Antwoord van Staatssecretaris Struycken (Justitie en Veiligheid) (ontvangen 14 mei 2025). Zie ook Aanhangsel Handelingen, vergaderjaar 2024-2025, nr. 2029.
Vraag 1
Bent u bekend met de herziene persrichtlijn van de Rechtspraak die per 1 juni 2025 van kracht wordt?1
Antwoord 1
Ja.
Vraag 2
Hoe beoordeelt u de invoering van het accreditatiebeleid, op grond waarvan uitsluitend journalisten die door de Rechtspraak vooraf worden goedgekeurd nog gebruik mogen maken van de faciliteiten voor journalisten die de Rechtspraak biedt?
Antwoord 2
De Nederlandse Vereniging van Journalisten (NVJ), de Internationale Federatie voor Journalisten (IFJ) en de Buitenlandse Persvereniging (BPV) beoordelen of iemand journalist is. Zij verstrekken een politieperskaart, een NVJ-perskaart of een internationale perskaart op basis van een aantal criteria. Door middel van de perskaart kan de journalist zich identificeren en toont de journalist betrouwbaar en verifieerbaar te zijn. Journalisten die in het bezit zijn van een dergelijke perskaart kunnen vervolgens een accreditatie voor persfaciliteiten bij de Rechtspraak krijgen, zoals inzage in zittingsinformatie, het maken van audio- en video opnames, met voorrang in de zittingszaal plaatsnemen op de persplaatsen en toegang tot de perskamer.

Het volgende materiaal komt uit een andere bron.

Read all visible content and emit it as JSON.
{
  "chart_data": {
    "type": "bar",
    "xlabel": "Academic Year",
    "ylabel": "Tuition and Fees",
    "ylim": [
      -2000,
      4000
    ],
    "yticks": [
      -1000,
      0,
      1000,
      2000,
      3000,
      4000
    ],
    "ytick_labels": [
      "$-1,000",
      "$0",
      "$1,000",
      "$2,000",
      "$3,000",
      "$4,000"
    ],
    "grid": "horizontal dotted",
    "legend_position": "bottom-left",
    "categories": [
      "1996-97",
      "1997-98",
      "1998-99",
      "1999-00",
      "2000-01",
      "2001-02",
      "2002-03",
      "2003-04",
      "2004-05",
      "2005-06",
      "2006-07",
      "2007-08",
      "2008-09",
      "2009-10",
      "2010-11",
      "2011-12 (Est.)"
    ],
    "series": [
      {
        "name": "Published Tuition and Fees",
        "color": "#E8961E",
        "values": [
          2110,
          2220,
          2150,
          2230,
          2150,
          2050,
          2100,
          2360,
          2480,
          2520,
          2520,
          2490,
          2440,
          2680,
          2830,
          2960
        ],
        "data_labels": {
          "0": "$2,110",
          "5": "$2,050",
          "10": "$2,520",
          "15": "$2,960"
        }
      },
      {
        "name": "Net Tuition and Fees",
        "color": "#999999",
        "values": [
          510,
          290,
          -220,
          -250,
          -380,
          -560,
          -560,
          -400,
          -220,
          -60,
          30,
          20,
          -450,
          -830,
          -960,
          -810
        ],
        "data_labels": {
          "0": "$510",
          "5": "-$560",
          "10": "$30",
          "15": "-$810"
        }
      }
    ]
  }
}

De Rechtspraak heeft mij laten weten dat met de invoering van het accreditatiebeleid is beoogd de privacy van procespartijen en procesdeelnemers én de veiligheid van togadragers beter te beschermen. Door het accreditatiebeleid
1 https://www.rechtspraak.nl/Organisatie-en-contact/Organisatie/Raad-voor-de-rechtspraak/ Nieuws/Paginas/Rechtspraak-introduceert-per-1-juni-herziene-persrichtlijn.aspx
ah-tk-20242025-2187
ISSN 0921 - 7398 's-Gravenhage 2025
kunnen immers alleen personen die volgens de beroepsgroep erkend zijn als journalist en werken volgens de (inter)nationale ethische codes van de journalistiek en onafhankelijke berichtgeving, gebruik maken van deze persfaciliteiten. Het blijft daarnaast voor iedereen mogelijk om rechtszaken als publiek bij te wonen op de publieke tribune onder naleving van de huisregels van een gerecht. Ik acht dit beleid proportioneel gezien het beoogde doel.
Vraag 3
Welk probleem wordt met de invoering van het accreditatiebeleid opgelost? Welke minder ingrijpende oplossingen voor dit vermeende probleem zijn overwogen?
Antwoord 3
Zie mijn antwoord op vraag 2.
Vraag 4
Erkent u dat in een functionerende democratie de macht gecontroleerd moet worden door de media, in plaats van andersom? Hoe verhoudt zich dit tot de situatie waarin de rechterlijke macht zélf gaat bepalen door welke journalisten zij wel en niet gecontroleerd mag worden?
Antwoord 4
De pers vervult een belangrijke controlerende rol in het functioneren van de Rechtspraak. Openbaarheid van rechtspraak krijgt mede vorm door de pers die bij openbare zittingen aanwezig is en in diverse media verslag doet van de vele uiteenlopende grote en kleine rechtszaken. Berichtgeving in de media over rechtszaken stelt burgers en andere geïnteresseerden in staat zich een beeld te vormen over recht en rechtspraak in Nederland.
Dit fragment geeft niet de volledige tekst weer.